Boris Epshteyn, a strategic adviser for Donald Trump’s 2020 presidential campaign, was pressed Friday about his role in efforts to legitimize alleged pro-Trump electors from states that Joe Biden won.
“Is that something you ever worked on or would support, for example, in Michigan?” MSNBC host Ari Melber asked him.
“Yes, I was part of the process to make sure there were alternate electors for when, as we hoped, the challenges to the seated electors would be heard, and would be successful,” Epshteyn replied, echoing his comments to The Washington Post, which revealed new details about the plot in a report Thursday.

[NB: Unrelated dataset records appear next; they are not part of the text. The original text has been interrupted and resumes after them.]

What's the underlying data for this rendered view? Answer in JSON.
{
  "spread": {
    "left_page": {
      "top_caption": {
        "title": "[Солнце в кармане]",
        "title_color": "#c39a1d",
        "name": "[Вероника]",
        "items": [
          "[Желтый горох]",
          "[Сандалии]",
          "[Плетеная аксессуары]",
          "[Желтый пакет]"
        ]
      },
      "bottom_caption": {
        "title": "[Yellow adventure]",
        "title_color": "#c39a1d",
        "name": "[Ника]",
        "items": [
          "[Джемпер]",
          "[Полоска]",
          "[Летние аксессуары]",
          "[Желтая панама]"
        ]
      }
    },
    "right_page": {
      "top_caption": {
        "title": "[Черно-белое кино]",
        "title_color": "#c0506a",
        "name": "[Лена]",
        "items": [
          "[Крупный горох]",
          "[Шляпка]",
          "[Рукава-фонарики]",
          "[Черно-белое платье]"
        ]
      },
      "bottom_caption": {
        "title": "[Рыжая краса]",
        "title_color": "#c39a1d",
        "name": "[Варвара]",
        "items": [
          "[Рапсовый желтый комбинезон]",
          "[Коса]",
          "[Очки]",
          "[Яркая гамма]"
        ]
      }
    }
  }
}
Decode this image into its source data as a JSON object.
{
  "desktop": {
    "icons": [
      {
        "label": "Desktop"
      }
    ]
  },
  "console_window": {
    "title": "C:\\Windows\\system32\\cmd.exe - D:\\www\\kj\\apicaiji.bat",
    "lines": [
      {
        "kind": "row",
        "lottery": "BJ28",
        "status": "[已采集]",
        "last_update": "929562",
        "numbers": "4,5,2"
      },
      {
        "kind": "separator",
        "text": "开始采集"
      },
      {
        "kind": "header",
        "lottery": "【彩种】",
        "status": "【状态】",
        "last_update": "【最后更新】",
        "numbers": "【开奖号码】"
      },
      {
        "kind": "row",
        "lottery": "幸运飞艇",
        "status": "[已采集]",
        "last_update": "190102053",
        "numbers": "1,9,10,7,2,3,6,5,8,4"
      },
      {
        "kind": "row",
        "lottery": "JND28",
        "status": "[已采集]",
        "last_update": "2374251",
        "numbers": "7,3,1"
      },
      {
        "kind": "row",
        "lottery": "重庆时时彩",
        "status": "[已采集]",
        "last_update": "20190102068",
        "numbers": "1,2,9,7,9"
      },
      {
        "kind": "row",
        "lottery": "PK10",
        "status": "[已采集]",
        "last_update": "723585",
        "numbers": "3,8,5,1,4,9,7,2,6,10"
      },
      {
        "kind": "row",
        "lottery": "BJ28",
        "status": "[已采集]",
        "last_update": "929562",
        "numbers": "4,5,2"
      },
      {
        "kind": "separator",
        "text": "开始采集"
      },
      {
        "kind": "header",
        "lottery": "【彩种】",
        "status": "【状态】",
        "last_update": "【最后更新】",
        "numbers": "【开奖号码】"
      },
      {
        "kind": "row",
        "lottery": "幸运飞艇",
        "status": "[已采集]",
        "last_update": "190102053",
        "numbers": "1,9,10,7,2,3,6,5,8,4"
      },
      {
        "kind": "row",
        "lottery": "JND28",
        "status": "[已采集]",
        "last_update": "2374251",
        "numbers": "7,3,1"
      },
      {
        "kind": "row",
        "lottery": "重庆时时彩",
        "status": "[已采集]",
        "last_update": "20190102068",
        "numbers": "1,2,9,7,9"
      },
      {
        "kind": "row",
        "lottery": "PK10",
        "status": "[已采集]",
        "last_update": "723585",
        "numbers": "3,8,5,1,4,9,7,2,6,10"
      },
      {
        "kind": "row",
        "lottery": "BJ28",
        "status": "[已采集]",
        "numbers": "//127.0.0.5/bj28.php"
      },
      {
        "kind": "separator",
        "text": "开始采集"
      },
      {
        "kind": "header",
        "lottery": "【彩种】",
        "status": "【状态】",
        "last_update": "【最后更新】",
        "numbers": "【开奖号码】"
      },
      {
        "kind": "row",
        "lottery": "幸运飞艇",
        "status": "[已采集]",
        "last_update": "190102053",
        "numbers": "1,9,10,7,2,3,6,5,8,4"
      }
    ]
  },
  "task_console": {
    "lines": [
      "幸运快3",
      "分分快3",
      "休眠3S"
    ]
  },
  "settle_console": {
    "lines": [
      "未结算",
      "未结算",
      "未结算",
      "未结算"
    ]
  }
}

Then-Trump lawyer Rudy Giuliani, it noted, oversaw the effort. This reportedly involved helping pro-Trump electors access state Capitol buildings, drafting language for phony electoral certificates to send to the federal government, and finding replacements for electors who didn’t want to go along with the plot to subvert the will of the American people.

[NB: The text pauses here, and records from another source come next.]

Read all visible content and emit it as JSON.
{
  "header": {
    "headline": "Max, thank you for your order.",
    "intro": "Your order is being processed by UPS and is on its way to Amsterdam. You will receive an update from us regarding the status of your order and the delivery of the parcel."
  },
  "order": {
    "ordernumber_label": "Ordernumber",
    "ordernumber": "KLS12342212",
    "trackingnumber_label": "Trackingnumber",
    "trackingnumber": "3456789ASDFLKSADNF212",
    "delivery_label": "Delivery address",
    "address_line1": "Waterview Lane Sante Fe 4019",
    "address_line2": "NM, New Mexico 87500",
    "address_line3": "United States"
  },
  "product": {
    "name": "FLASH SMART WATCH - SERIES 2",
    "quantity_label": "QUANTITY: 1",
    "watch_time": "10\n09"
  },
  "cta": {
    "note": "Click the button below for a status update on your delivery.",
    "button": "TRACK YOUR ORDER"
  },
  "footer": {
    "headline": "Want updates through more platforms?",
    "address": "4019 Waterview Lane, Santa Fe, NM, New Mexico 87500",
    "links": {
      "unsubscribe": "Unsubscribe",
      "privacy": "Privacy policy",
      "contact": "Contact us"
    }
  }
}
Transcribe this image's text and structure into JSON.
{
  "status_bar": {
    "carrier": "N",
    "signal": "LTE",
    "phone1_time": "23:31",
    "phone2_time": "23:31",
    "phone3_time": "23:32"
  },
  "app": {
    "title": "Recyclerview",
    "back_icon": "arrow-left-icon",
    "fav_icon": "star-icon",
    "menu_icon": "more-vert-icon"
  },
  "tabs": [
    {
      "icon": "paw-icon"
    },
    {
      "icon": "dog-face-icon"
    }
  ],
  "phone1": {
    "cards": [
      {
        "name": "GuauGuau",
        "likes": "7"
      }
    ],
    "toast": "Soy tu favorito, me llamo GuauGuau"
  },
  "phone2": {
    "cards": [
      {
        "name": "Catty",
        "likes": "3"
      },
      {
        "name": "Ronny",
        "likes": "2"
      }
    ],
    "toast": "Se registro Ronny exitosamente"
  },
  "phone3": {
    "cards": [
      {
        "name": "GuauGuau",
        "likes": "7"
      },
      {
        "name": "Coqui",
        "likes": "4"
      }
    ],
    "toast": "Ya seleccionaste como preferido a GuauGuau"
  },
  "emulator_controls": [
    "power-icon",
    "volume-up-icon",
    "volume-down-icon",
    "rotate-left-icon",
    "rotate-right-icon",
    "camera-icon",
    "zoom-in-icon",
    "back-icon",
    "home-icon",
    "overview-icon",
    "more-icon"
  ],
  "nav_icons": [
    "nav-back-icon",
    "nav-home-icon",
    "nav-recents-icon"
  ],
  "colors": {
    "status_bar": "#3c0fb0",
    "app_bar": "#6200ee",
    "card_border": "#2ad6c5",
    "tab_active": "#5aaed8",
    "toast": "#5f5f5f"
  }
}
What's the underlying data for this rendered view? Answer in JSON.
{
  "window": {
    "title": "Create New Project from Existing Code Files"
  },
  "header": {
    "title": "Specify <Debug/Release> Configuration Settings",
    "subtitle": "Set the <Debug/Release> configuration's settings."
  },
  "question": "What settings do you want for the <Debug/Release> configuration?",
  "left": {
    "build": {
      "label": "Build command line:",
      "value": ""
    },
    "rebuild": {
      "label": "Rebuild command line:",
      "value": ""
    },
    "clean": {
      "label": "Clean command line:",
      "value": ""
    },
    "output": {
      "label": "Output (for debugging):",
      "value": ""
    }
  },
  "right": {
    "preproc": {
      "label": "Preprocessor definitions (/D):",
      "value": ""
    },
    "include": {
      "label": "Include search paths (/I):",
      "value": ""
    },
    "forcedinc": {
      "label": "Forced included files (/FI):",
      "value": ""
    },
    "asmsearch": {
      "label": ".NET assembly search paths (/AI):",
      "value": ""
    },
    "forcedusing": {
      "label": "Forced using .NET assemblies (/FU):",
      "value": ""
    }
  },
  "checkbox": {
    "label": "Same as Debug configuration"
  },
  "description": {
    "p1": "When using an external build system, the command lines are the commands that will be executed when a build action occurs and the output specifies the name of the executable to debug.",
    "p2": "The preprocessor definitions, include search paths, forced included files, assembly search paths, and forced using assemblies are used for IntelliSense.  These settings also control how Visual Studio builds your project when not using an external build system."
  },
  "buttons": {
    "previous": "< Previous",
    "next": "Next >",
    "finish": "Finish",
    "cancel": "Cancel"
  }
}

Throughout the interview with Melber, Epshteyn repeated false claims about election fraud, and cited the 1960 presidential election in Hawaii as a precedent for “alternate” electors even though those circumstances were different. Epshteyn also contended that everything he did was legal.

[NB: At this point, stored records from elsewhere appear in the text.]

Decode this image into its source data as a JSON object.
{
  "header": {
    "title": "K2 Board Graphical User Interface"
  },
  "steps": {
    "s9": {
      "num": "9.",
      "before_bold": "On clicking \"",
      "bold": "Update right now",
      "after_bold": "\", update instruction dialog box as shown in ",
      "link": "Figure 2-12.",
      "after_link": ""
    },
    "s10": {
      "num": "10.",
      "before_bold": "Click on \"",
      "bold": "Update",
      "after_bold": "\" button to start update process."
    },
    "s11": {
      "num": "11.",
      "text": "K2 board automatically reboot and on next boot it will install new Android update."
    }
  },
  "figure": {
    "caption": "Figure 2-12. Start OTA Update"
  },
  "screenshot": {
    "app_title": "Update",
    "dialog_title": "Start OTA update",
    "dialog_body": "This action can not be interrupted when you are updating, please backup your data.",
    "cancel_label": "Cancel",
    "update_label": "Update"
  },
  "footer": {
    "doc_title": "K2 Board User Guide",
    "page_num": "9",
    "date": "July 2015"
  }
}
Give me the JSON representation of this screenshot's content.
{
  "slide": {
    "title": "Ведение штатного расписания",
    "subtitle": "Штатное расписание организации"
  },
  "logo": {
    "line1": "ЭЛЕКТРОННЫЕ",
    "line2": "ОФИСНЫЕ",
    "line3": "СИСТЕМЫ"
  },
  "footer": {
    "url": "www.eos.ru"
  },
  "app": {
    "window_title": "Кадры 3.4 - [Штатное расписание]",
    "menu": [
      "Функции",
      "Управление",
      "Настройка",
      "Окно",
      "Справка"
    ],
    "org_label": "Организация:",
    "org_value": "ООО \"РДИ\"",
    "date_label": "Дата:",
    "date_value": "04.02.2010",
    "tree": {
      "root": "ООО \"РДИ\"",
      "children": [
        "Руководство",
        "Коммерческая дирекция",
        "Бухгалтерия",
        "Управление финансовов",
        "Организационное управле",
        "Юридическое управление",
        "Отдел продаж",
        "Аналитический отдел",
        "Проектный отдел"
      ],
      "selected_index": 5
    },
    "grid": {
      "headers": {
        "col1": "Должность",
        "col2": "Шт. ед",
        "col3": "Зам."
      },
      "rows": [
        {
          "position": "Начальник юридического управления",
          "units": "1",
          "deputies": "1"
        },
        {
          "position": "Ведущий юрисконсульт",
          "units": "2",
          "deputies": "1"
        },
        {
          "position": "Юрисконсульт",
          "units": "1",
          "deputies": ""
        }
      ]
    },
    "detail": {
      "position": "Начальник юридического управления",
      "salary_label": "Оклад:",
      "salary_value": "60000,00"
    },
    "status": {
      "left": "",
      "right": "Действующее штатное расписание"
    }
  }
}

“So, Ari, everything that was done was done legally by the Trump legal team according to the rules and under the leadership of Rudy Giuliani,” he claimed.
Fraudulent election certificates were submitted to Congress and the National Archives by Republicans claiming to be pro-Trump electors in at least five states, Michigan among them. Last week, that state’s attorney general handed over her case to federal prosecutors, commenting, “I think that you’re talking about a conspiracy, really, to overthrow the United States government.”
Epshteyn was among several “Big Lie” proponents subpoenaed by the House Jan. 6 committee on Tuesday. He was also part of a “command center” at Washington, D.C.’s Willard Hotel that aimed to prevent Congress from certifying Biden’s election win on Jan. 6.